Saturday, June 18, 2011


(Reuters) - Food prices could double in the next 20 years and demand in 2050 will be 70 percent higher than now, UK charity Oxfam said on Tuesday, warning of worsening hunger as the global food economy stumbles close to breakdown.  “The food system is pretty well bust in the world,” Oxfam Chief Executive Barbara Stocking told reporters, announcing the launch of the Grow campaign as 925 million people go hungry every day.  “All the signs are that the number of people going hungry is going up,” Stocking said.  Hunger was increasing due to rising food price inflation and oil price hikes, scrambles for land and water, and creeping climate change.  Oxfam also opposed support for using food as a feedstock for biofuels.

Food prices are forecast to increase by something in the range of 70 to 90 percent by 2030 before taking into account the effects of climate change, which would roughly double price rises again.  “Now we have entered an age of growing crisis, of shock piled upon shock: vertiginous food price spikes and oil price hikes, devastating weather events, financial meltdowns and global contagion,” Oxfam said in a report.  It is believed one way to tame food price inflation is to limit speculation in agricultural commodity futures markets.  “Financial speculation must be regulated, and support dismantled for biofuels that displace food,” it said.  The failure of the food system flowed from failures of government to regulate and to invest, which meant that companies, interest groups and elites had been able to plunder resources.

The international confederation Oxfam warns in a report that prices of staple foods will double in 20 years, with the average cost of key crops increasing between 120% and 180%, unless world leaders take action to reform the global food system.  Food prices’ increase will be caused by climate change and we should remember.  The environment and the material creation are supplied with all the potencies to produce all the necessities for all the living beings. 

Human society should not consider itself as the only enjoyer of all of God’s creation, and that no other creatures have a claim to it.
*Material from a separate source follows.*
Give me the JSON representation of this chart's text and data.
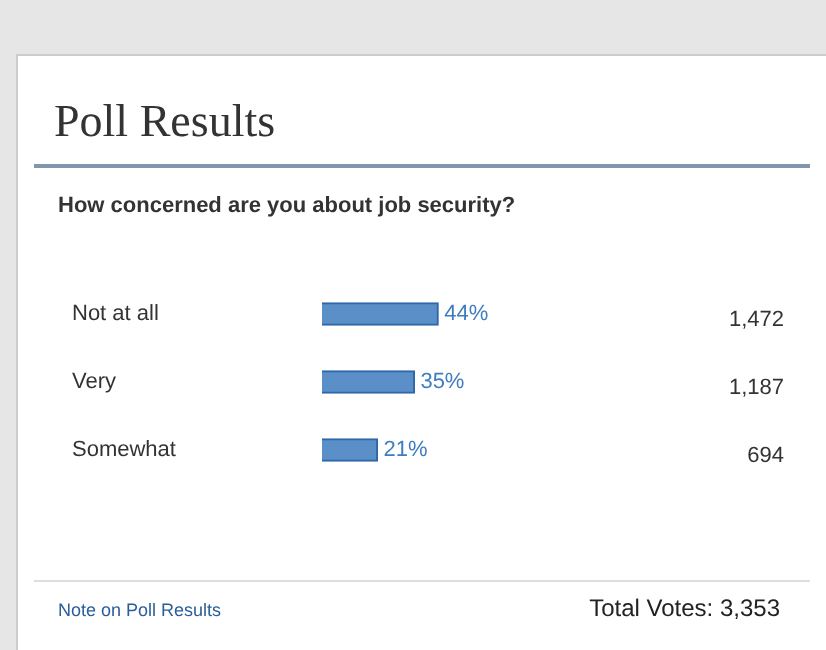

Humanity is actually a minority species when we consider the many types of creatures that are sustained by the environment. If we manage the ecosystem properly, it will continue to produce everything we need. However, if people who have no genuine spiritual understanding start exploiting the Earth to take whatever they want in any way they want, then the supply of resources starts decreasing and the Earth, being a living organism, stops producing or responding to the needs of society as abundantly as it used to do. Then there will be shortages, droughts, and forest fires; subsequently the prices on commodities will increase. Gradually more people will become poor, and poverty and starvation will spread in parts of the world.